Вспышка у Мухина прошла так же быстро, как появилась. Конечно, он напрасно погорячился, но зачем Палач устраивает посмешище из сумасшедшего человека? Пусть же он узнает, что есть люди, которые думают иначе. Пора им всем узнать то, чего не знали до нынешнего дня.
– Нет, каково он разговаривает, а? – удивлялся Палач, оглядываясь кругом. – Вот ужо Лука Назарыч покажет ему человеческое достоинство…
– Теперь уж поздно, ангел мой, – смеялся исправник.
– Ничего, не мытьем, так катаньем можно донять, – поддерживал Овсянников своего приятеля Чебакова. – Ведь как расхорохорился, проклятый француз!.. Велика корысть, что завтра все вольные будем: тот же Лука Назарыч возьмет да со службы и прогонит… Кому воля, а кому и хуже неволи придется.
– Ко мне бы в гору его послали, француза, так я бы ему показал!.. – грозился Чебаков в пространство.
– Да ведь он и бывал в горе, – заметил Чермаченко. – Это еще при твоем родителе было, Никон Авдеич. Уж ты извини меня, а родителя-то тоже Палачом звали… Ну, тогда француз нагрубил что-то главному управляющему, его сейчас в гору, на шестидесяти саженях работал… Я-то ведь все хорошо помню… Ох-хо-хо… всячины бывало…
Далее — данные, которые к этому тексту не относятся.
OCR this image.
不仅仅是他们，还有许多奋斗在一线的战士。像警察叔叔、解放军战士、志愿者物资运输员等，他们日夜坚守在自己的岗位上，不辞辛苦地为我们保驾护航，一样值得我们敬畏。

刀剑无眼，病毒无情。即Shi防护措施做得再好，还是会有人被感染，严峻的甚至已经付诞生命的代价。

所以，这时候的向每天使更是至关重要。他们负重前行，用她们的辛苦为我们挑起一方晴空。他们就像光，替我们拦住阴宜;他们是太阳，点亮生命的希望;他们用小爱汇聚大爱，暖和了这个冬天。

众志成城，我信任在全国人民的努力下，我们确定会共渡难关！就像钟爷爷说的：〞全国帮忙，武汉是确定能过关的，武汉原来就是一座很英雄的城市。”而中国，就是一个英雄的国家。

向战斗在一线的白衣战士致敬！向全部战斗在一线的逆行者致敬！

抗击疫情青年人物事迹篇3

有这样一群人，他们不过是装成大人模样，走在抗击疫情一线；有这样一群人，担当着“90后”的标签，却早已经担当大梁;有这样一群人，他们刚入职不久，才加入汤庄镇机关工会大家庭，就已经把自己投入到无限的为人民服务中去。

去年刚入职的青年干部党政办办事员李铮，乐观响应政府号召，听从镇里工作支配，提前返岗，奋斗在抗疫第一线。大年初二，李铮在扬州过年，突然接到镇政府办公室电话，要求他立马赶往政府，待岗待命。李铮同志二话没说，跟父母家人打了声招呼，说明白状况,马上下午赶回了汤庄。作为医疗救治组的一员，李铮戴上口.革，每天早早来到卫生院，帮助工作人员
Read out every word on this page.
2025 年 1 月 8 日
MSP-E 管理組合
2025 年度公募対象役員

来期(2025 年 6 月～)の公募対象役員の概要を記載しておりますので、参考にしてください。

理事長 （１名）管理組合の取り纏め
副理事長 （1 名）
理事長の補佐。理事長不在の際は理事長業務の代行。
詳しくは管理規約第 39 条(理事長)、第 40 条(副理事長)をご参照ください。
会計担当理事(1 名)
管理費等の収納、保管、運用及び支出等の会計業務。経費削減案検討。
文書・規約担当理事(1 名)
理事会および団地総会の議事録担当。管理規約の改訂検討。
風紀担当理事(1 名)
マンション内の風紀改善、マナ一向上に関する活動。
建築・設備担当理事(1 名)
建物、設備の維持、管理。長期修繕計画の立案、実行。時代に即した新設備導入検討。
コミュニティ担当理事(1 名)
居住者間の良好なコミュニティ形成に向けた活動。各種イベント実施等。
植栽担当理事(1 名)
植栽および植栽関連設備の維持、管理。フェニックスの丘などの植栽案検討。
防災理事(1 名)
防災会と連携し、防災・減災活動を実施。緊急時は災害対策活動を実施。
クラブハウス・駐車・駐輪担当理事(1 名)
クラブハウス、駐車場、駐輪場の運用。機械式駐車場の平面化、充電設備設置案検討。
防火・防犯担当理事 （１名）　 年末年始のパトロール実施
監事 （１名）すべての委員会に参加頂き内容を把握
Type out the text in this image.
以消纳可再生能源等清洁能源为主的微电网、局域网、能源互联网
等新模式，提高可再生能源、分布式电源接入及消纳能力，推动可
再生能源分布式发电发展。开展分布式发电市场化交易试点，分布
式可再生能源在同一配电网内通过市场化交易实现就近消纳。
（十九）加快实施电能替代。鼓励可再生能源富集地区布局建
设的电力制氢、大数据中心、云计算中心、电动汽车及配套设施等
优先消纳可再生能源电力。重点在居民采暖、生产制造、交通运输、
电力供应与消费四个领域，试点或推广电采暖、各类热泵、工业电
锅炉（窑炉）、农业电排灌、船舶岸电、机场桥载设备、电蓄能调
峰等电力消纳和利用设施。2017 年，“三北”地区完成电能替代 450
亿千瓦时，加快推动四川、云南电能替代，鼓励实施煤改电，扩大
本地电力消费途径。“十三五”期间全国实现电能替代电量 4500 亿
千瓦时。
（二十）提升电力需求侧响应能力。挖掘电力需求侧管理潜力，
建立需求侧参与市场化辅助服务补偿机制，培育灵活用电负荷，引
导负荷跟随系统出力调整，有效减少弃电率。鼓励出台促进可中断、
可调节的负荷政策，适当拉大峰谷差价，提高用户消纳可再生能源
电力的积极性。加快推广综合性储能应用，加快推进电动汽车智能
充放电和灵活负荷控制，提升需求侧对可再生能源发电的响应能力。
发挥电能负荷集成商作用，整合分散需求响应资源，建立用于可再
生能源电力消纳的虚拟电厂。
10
Скоро весь господский дом заснул, и только еще долго светился огонек в кабинете Петра Елисеича. Он все ходил из угла в угол и снова переживал неприятную сцену с Палачом. Сколько лет выдерживал, терпел, а тут соломинкой прорвало… Не следовало горячиться, конечно, а все-таки есть человеческое достоинство, черт возьми!..
Караульный Антип ходил вокруг господского дома и с особенным усердием колотил в чугунную доску: нельзя, «служба требует порядок», а пусть Лука Назарыч послушает, как на Ключевском сторожа в доску звонят. Небойсь на Мурмосе сторожа харчистые, подолгу спать любят. Антип был человек самолюбивый. Чтобы не задремать, Антип думал вслух:
– Эй, Антип, воля пришла… Завтра, брат, все вольные будем! Если бы тебе еще зубы новые дать на воле-то…
Старик Антип был из беглых и числился в разряде непомнящих родства. Никто не помнил, когда он поселился на Ключевском заводе, да и сам он забыл об этом. Ох, давно это было, как бежал он «из-под помещика», подпалив барскую усадьбу, долго колесил по России, побывал в Сибири и, наконец, пристроился на Мурмосских заводах, где принимали в былое время всяких беглых, как даровую рабочую силу. Припомнил Антип сейчас и свою Курскую губернию, и мазанки, и вишневые садочки, и тихие зори, и еще сердитее застучал в свою доску, которая точно жаловалась, раскачиваясь в руке.